Drag-Racing CubeSats for NASA’s CubeQuest Challenge

In 2014, NASA announced the CubeQuest Challenge: a contest for homegrown teams to build their own small satellites—cubesats—and compete against each other by demonstrating technological feats. Five million dollars in prize money will be divided among teams who can get into orbit around the moon, maintain a stable orbit for a long time, or make it almost all the way to Mars’ orbit while still communicating with Earth.

Among those who answered the call was Wesley Faler of Team Miles (named for Robert Frost’s “miles to go before I sleep”), who jumped at the chance to demonstrate a new type of thruster he had developed as a hobby. Talking to friends at the local hackerspace in Tampa, Faler quickly found himself leading a team of citizen inventors. “I got excited about that and started talking to friends, and they said, ‘We like your excitement — let’s do this. How hard can it be?’ It’s just snowballed from there.”

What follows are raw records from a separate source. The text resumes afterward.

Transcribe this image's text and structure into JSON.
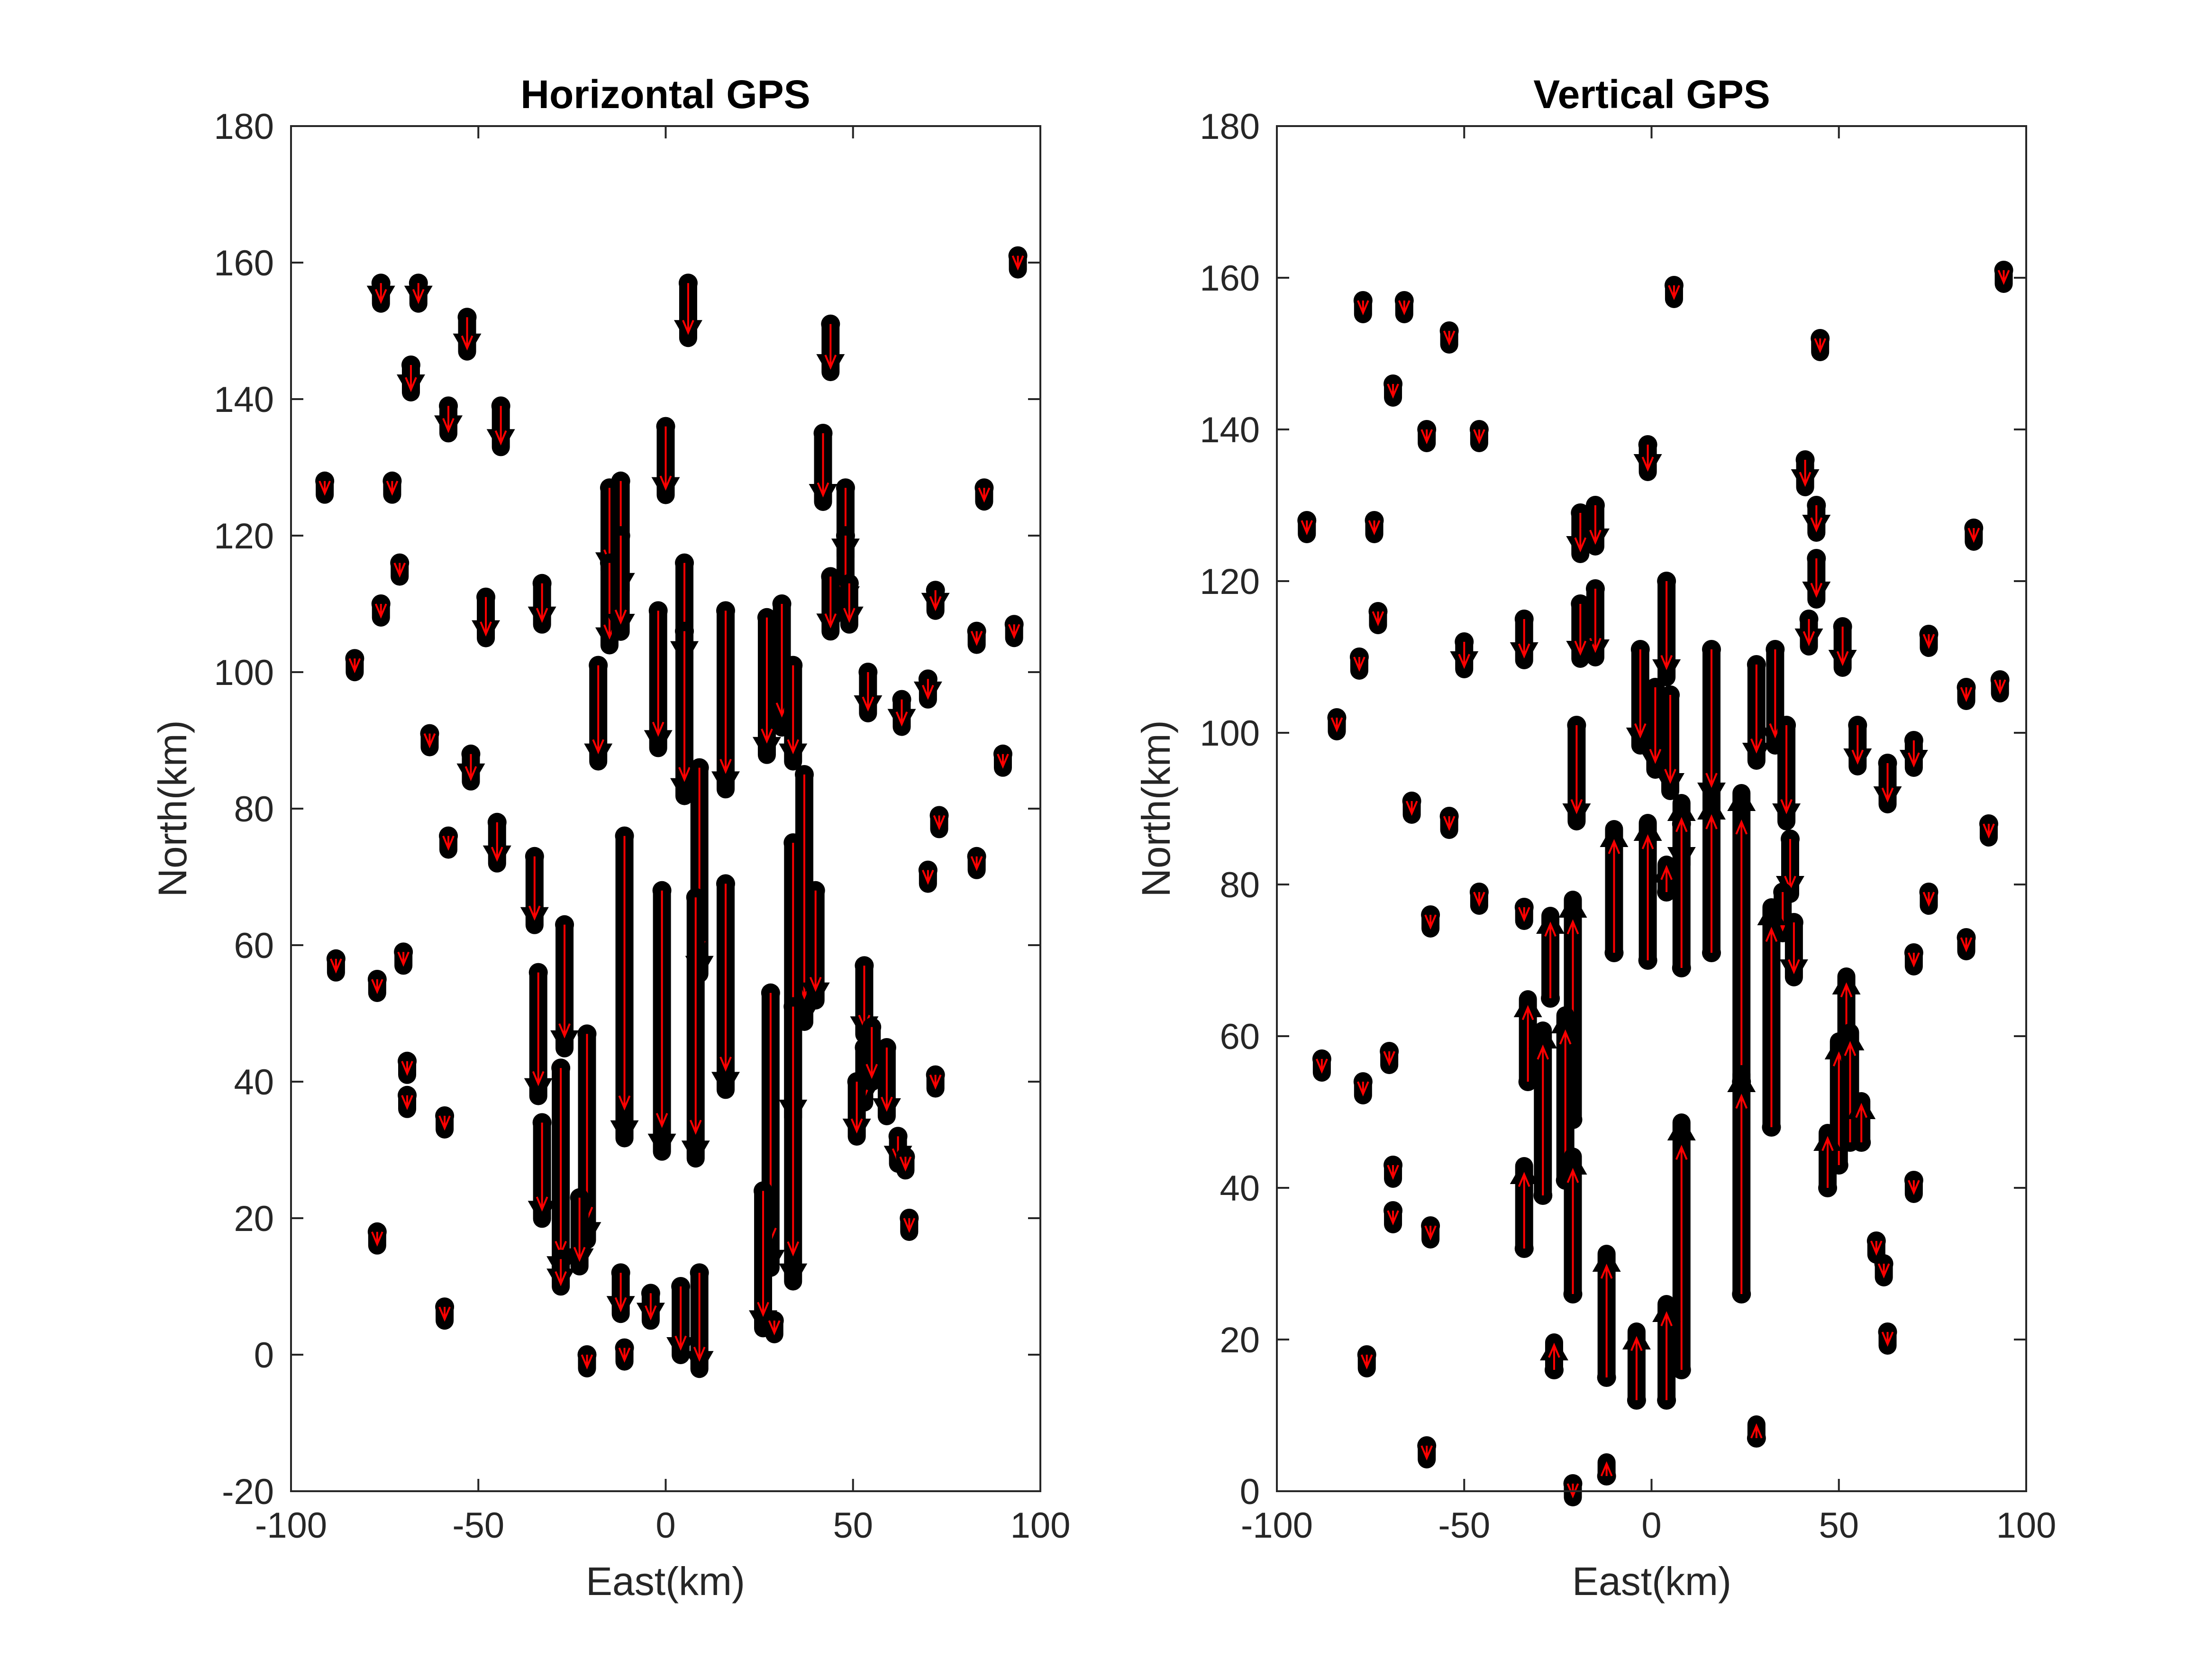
{
  "chart_data": [
    {
      "type": "quiver",
      "title": "Horizontal GPS",
      "xlabel": "East(km)",
      "ylabel": "North(km)",
      "xlim": [
        -100,
        100
      ],
      "ylim": [
        -20,
        180
      ],
      "xticks": [
        -100,
        -50,
        0,
        50,
        100
      ],
      "yticks": [
        -20,
        0,
        20,
        40,
        60,
        80,
        100,
        120,
        140,
        160,
        180
      ],
      "grid": false,
      "colors": {
        "observed": "#000000",
        "model": "#ff0000"
      },
      "points": [
        {
          "x": 6,
          "y": 157,
          "dx": 0,
          "dy": -4
        },
        {
          "x": -76,
          "y": 157,
          "dx": 0,
          "dy": -1.5
        },
        {
          "x": -66,
          "y": 157,
          "dx": 0,
          "dy": -1.5
        },
        {
          "x": -53,
          "y": 152,
          "dx": 0,
          "dy": -2.5
        },
        {
          "x": 44,
          "y": 151,
          "dx": 0,
          "dy": -3.5
        },
        {
          "x": -68,
          "y": 145,
          "dx": 0,
          "dy": -2
        },
        {
          "x": -58,
          "y": 139,
          "dx": 0,
          "dy": -2
        },
        {
          "x": -44,
          "y": 139,
          "dx": 0,
          "dy": -3
        },
        {
          "x": 0,
          "y": 136,
          "dx": 0,
          "dy": -5
        },
        {
          "x": 42,
          "y": 135,
          "dx": 0,
          "dy": -5
        },
        {
          "x": 94,
          "y": 161,
          "dx": 0,
          "dy": -1
        },
        {
          "x": -91,
          "y": 128,
          "dx": 0,
          "dy": -1
        },
        {
          "x": -73,
          "y": 128,
          "dx": 0,
          "dy": -1
        },
        {
          "x": -15,
          "y": 127,
          "dx": 0,
          "dy": -6
        },
        {
          "x": -12,
          "y": 128,
          "dx": 0,
          "dy": -8
        },
        {
          "x": 48,
          "y": 127,
          "dx": 0,
          "dy": -5
        },
        {
          "x": 85,
          "y": 127,
          "dx": 0,
          "dy": -1
        },
        {
          "x": 48,
          "y": 120,
          "dx": 0,
          "dy": -5
        },
        {
          "x": -71,
          "y": 116,
          "dx": 0,
          "dy": -1
        },
        {
          "x": -76,
          "y": 110,
          "dx": 0,
          "dy": -1
        },
        {
          "x": -48,
          "y": 111,
          "dx": 0,
          "dy": -3
        },
        {
          "x": -33,
          "y": 113,
          "dx": 0,
          "dy": -3
        },
        {
          "x": -15,
          "y": 116,
          "dx": 0,
          "dy": -6
        },
        {
          "x": -12,
          "y": 120,
          "dx": 0,
          "dy": -7
        },
        {
          "x": 5,
          "y": 116,
          "dx": 0,
          "dy": -7
        },
        {
          "x": 44,
          "y": 114,
          "dx": 0,
          "dy": -4
        },
        {
          "x": 49,
          "y": 113,
          "dx": 0,
          "dy": -3
        },
        {
          "x": 72,
          "y": 112,
          "dx": 0,
          "dy": -1.5
        },
        {
          "x": 93,
          "y": 107,
          "dx": 0,
          "dy": -1
        },
        {
          "x": -83,
          "y": 102,
          "dx": 0,
          "dy": -1
        },
        {
          "x": -2,
          "y": 109,
          "dx": 0,
          "dy": -10
        },
        {
          "x": 5,
          "y": 106,
          "dx": 0,
          "dy": -12
        },
        {
          "x": 16,
          "y": 109,
          "dx": 0,
          "dy": -13
        },
        {
          "x": 27,
          "y": 108,
          "dx": 0,
          "dy": -10
        },
        {
          "x": 31,
          "y": 110,
          "dx": 0,
          "dy": -9
        },
        {
          "x": 83,
          "y": 106,
          "dx": 0,
          "dy": -1
        },
        {
          "x": -18,
          "y": 101,
          "dx": 0,
          "dy": -7
        },
        {
          "x": 34,
          "y": 101,
          "dx": 0,
          "dy": -7
        },
        {
          "x": 54,
          "y": 100,
          "dx": 0,
          "dy": -3
        },
        {
          "x": 70,
          "y": 99,
          "dx": 0,
          "dy": -1.5
        },
        {
          "x": 63,
          "y": 96,
          "dx": 0,
          "dy": -2
        },
        {
          "x": -63,
          "y": 91,
          "dx": 0,
          "dy": -1
        },
        {
          "x": -52,
          "y": 88,
          "dx": 0,
          "dy": -2
        },
        {
          "x": 90,
          "y": 88,
          "dx": 0,
          "dy": -1
        },
        {
          "x": 9,
          "y": 86,
          "dx": 0,
          "dy": -15
        },
        {
          "x": 37,
          "y": 85,
          "dx": 0,
          "dy": -18
        },
        {
          "x": 73,
          "y": 79,
          "dx": 0,
          "dy": -1
        },
        {
          "x": -45,
          "y": 78,
          "dx": 0,
          "dy": -3
        },
        {
          "x": -58,
          "y": 76,
          "dx": 0,
          "dy": -1
        },
        {
          "x": -11,
          "y": 76,
          "dx": 0,
          "dy": -22
        },
        {
          "x": 34,
          "y": 75,
          "dx": 0,
          "dy": -20
        },
        {
          "x": -35,
          "y": 73,
          "dx": 0,
          "dy": -5
        },
        {
          "x": 83,
          "y": 73,
          "dx": 0,
          "dy": -1
        },
        {
          "x": 70,
          "y": 71,
          "dx": 0,
          "dy": -1
        },
        {
          "x": -1,
          "y": 68,
          "dx": 0,
          "dy": -19
        },
        {
          "x": 8,
          "y": 67,
          "dx": 0,
          "dy": -19
        },
        {
          "x": 16,
          "y": 69,
          "dx": 0,
          "dy": -15
        },
        {
          "x": 40,
          "y": 68,
          "dx": 0,
          "dy": -8
        },
        {
          "x": -27,
          "y": 63,
          "dx": 0,
          "dy": -9
        },
        {
          "x": -34,
          "y": 56,
          "dx": 0,
          "dy": -9
        },
        {
          "x": 53,
          "y": 57,
          "dx": 0,
          "dy": -5
        },
        {
          "x": -88,
          "y": 58,
          "dx": 0,
          "dy": -1
        },
        {
          "x": -70,
          "y": 59,
          "dx": 0,
          "dy": -1
        },
        {
          "x": -77,
          "y": 55,
          "dx": 0,
          "dy": -1
        },
        {
          "x": 28,
          "y": 53,
          "dx": 0,
          "dy": -20
        },
        {
          "x": 34,
          "y": 51,
          "dx": 0,
          "dy": -20
        },
        {
          "x": -21,
          "y": 47,
          "dx": 0,
          "dy": -15
        },
        {
          "x": -28,
          "y": 42,
          "dx": 0,
          "dy": -15
        },
        {
          "x": -33,
          "y": 34,
          "dx": 0,
          "dy": -7
        },
        {
          "x": 53,
          "y": 45,
          "dx": 0,
          "dy": -4
        },
        {
          "x": 55,
          "y": 48,
          "dx": 0,
          "dy": -4
        },
        {
          "x": 59,
          "y": 45,
          "dx": 0,
          "dy": -5
        },
        {
          "x": -69,
          "y": 43,
          "dx": 0,
          "dy": -1
        },
        {
          "x": 72,
          "y": 41,
          "dx": 0,
          "dy": -1
        },
        {
          "x": -69,
          "y": 38,
          "dx": 0,
          "dy": -1
        },
        {
          "x": -59,
          "y": 35,
          "dx": 0,
          "dy": -1
        },
        {
          "x": 51,
          "y": 40,
          "dx": 0,
          "dy": -4
        },
        {
          "x": 62,
          "y": 32,
          "dx": 0,
          "dy": -2
        },
        {
          "x": 64,
          "y": 29,
          "dx": 0,
          "dy": -1
        },
        {
          "x": 26,
          "y": 24,
          "dx": 0,
          "dy": -10
        },
        {
          "x": -23,
          "y": 23,
          "dx": 0,
          "dy": -5
        },
        {
          "x": -77,
          "y": 18,
          "dx": 0,
          "dy": -1
        },
        {
          "x": 65,
          "y": 20,
          "dx": 0,
          "dy": -1
        },
        {
          "x": -28,
          "y": 14,
          "dx": 0,
          "dy": -2
        },
        {
          "x": -12,
          "y": 12,
          "dx": 0,
          "dy": -3
        },
        {
          "x": -4,
          "y": 9,
          "dx": 0,
          "dy": -2
        },
        {
          "x": 4,
          "y": 10,
          "dx": 0,
          "dy": -5
        },
        {
          "x": 9,
          "y": 12,
          "dx": 0,
          "dy": -7
        },
        {
          "x": 29,
          "y": 5,
          "dx": 0,
          "dy": -1
        },
        {
          "x": -59,
          "y": 7,
          "dx": 0,
          "dy": -1
        },
        {
          "x": -21,
          "y": 0,
          "dx": 0,
          "dy": -1
        },
        {
          "x": -11,
          "y": 1,
          "dx": 0,
          "dy": -1
        }
      ]
    },
    {
      "type": "quiver",
      "title": "Vertical GPS",
      "xlabel": "East(km)",
      "ylabel": "North(km)",
      "xlim": [
        -100,
        100
      ],
      "ylim": [
        0,
        180
      ],
      "xticks": [
        -100,
        -50,
        0,
        50,
        100
      ],
      "yticks": [
        0,
        20,
        40,
        60,
        80,
        100,
        120,
        140,
        160,
        180
      ],
      "grid": false,
      "colors": {
        "observed": "#000000",
        "model": "#ff0000"
      },
      "points": [
        {
          "x": 6,
          "y": 159,
          "dz": -1
        },
        {
          "x": -77,
          "y": 157,
          "dz": -1
        },
        {
          "x": -66,
          "y": 157,
          "dz": -1
        },
        {
          "x": -54,
          "y": 153,
          "dz": -1
        },
        {
          "x": 45,
          "y": 152,
          "dz": -1
        },
        {
          "x": 94,
          "y": 161,
          "dz": -1
        },
        {
          "x": -69,
          "y": 146,
          "dz": -1
        },
        {
          "x": -60,
          "y": 140,
          "dz": -1
        },
        {
          "x": -46,
          "y": 140,
          "dz": -1
        },
        {
          "x": -1,
          "y": 138,
          "dz": -2
        },
        {
          "x": 41,
          "y": 136,
          "dz": -2
        },
        {
          "x": -92,
          "y": 128,
          "dz": -1
        },
        {
          "x": -74,
          "y": 128,
          "dz": -1
        },
        {
          "x": -19,
          "y": 129,
          "dz": -3
        },
        {
          "x": -15,
          "y": 130,
          "dz": -3
        },
        {
          "x": 44,
          "y": 130,
          "dz": -2
        },
        {
          "x": 86,
          "y": 127,
          "dz": -1
        },
        {
          "x": 44,
          "y": 123,
          "dz": -3
        },
        {
          "x": -73,
          "y": 116,
          "dz": -1
        },
        {
          "x": -15,
          "y": 119,
          "dz": -5
        },
        {
          "x": -19,
          "y": 117,
          "dz": -4
        },
        {
          "x": 4,
          "y": 120,
          "dz": -7
        },
        {
          "x": 42,
          "y": 115,
          "dz": -2
        },
        {
          "x": 51,
          "y": 114,
          "dz": -3
        },
        {
          "x": 74,
          "y": 113,
          "dz": -1
        },
        {
          "x": -78,
          "y": 110,
          "dz": -1
        },
        {
          "x": -50,
          "y": 112,
          "dz": -2
        },
        {
          "x": -34,
          "y": 115,
          "dz": -3
        },
        {
          "x": 93,
          "y": 107,
          "dz": -1
        },
        {
          "x": -84,
          "y": 102,
          "dz": -1
        },
        {
          "x": -3,
          "y": 111,
          "dz": -7
        },
        {
          "x": 1,
          "y": 106,
          "dz": -6
        },
        {
          "x": 5,
          "y": 105,
          "dz": -7
        },
        {
          "x": 16,
          "y": 111,
          "dz": -11
        },
        {
          "x": 28,
          "y": 109,
          "dz": -7
        },
        {
          "x": 33,
          "y": 111,
          "dz": -7
        },
        {
          "x": 84,
          "y": 106,
          "dz": -1
        },
        {
          "x": -20,
          "y": 101,
          "dz": -7
        },
        {
          "x": 36,
          "y": 101,
          "dz": -7
        },
        {
          "x": 55,
          "y": 101,
          "dz": -3
        },
        {
          "x": 70,
          "y": 99,
          "dz": -2
        },
        {
          "x": 63,
          "y": 96,
          "dz": -3
        },
        {
          "x": -64,
          "y": 91,
          "dz": -1
        },
        {
          "x": -54,
          "y": 89,
          "dz": -1
        },
        {
          "x": 90,
          "y": 88,
          "dz": -1
        },
        {
          "x": 8,
          "y": 88,
          "dz": -3
        },
        {
          "x": 37,
          "y": 86,
          "dz": -4
        },
        {
          "x": 74,
          "y": 79,
          "dz": -1
        },
        {
          "x": -46,
          "y": 79,
          "dz": -1
        },
        {
          "x": -59,
          "y": 76,
          "dz": -1
        },
        {
          "x": -34,
          "y": 77,
          "dz": -1
        },
        {
          "x": 84,
          "y": 73,
          "dz": -1
        },
        {
          "x": 70,
          "y": 71,
          "dz": -1
        },
        {
          "x": 35,
          "y": 79,
          "dz": -3
        },
        {
          "x": 38,
          "y": 75,
          "dz": -4
        },
        {
          "x": -10,
          "y": 71,
          "dz": 9
        },
        {
          "x": -1,
          "y": 70,
          "dz": 10
        },
        {
          "x": 4,
          "y": 79,
          "dz": 2
        },
        {
          "x": 8,
          "y": 69,
          "dz": 12
        },
        {
          "x": 16,
          "y": 71,
          "dz": 11
        },
        {
          "x": -27,
          "y": 65,
          "dz": 6
        },
        {
          "x": 24,
          "y": 54,
          "dz": 21
        },
        {
          "x": 32,
          "y": 48,
          "dz": 16
        },
        {
          "x": -21,
          "y": 49,
          "dz": 16
        },
        {
          "x": -33,
          "y": 54,
          "dz": 6
        },
        {
          "x": 52,
          "y": 57,
          "dz": 6
        },
        {
          "x": -88,
          "y": 57,
          "dz": -1
        },
        {
          "x": -70,
          "y": 58,
          "dz": -1
        },
        {
          "x": -77,
          "y": 54,
          "dz": -1
        },
        {
          "x": -29,
          "y": 39,
          "dz": 12
        },
        {
          "x": -23,
          "y": 41,
          "dz": 12
        },
        {
          "x": 50,
          "y": 43,
          "dz": 9
        },
        {
          "x": 53,
          "y": 46,
          "dz": 8
        },
        {
          "x": 56,
          "y": 46,
          "dz": 3
        },
        {
          "x": 47,
          "y": 40,
          "dz": 4
        },
        {
          "x": -69,
          "y": 43,
          "dz": -1
        },
        {
          "x": 70,
          "y": 41,
          "dz": -1
        },
        {
          "x": -69,
          "y": 37,
          "dz": -1
        },
        {
          "x": -59,
          "y": 35,
          "dz": -1
        },
        {
          "x": 60,
          "y": 33,
          "dz": -1
        },
        {
          "x": 62,
          "y": 30,
          "dz": -1
        },
        {
          "x": -34,
          "y": 32,
          "dz": 6
        },
        {
          "x": -21,
          "y": 26,
          "dz": 10
        },
        {
          "x": 24,
          "y": 26,
          "dz": 16
        },
        {
          "x": 8,
          "y": 16,
          "dz": 18
        },
        {
          "x": -12,
          "y": 15,
          "dz": 9
        },
        {
          "x": -4,
          "y": 12,
          "dz": 5
        },
        {
          "x": 4,
          "y": 12,
          "dz": 7
        },
        {
          "x": -76,
          "y": 18,
          "dz": -1
        },
        {
          "x": 63,
          "y": 21,
          "dz": -1
        },
        {
          "x": -26,
          "y": 16,
          "dz": 2
        },
        {
          "x": 28,
          "y": 7,
          "dz": 1
        },
        {
          "x": -60,
          "y": 6,
          "dz": -1
        },
        {
          "x": -21,
          "y": 1,
          "dz": -1
        },
        {
          "x": -12,
          "y": 2,
          "dz": 1
        }
      ]
    }
  ]
}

Across the country in Flintridge, California, high school senior Braden Oh heard about the contest from his father and, together with classmates Laura Ratliff and Sonya Kalara, put together a team of interested high school students to tackle the challenge. “We were working to build our own satellite,” says Ratliff, “and then after the first tournament that we entered in, we got a call from MIT saying that that they were also entering a satellite that looked very similar to ours and they suggested we merge.” That marked the beginning of team KitCube, a collaboration between graduate students at MIT and the high school contingent in California.

So far, both teams KitCube and Miles have made it through three “ground tournaments”—rounds of evaluation by NASA judges to assess each cubesat’s potential to both meet its goals and stay within strict safety guidelines. At the fourth and final ground tournament, scheduled for February of 2017, three teams will be selected to ride on NASA’s Space Launch System, or SLS. Once they get to space, they’ll compete against each other — and against any teams hitching a ride on another rocket — to strut their stuff. What does NASA get out of it? “It’s a beautiful part of crowdsourcing, an industry boot-up, essentially,” says Faler. “You end up with a much more viable industry, with lots of companies able to survive even if they didn’t win the contest.”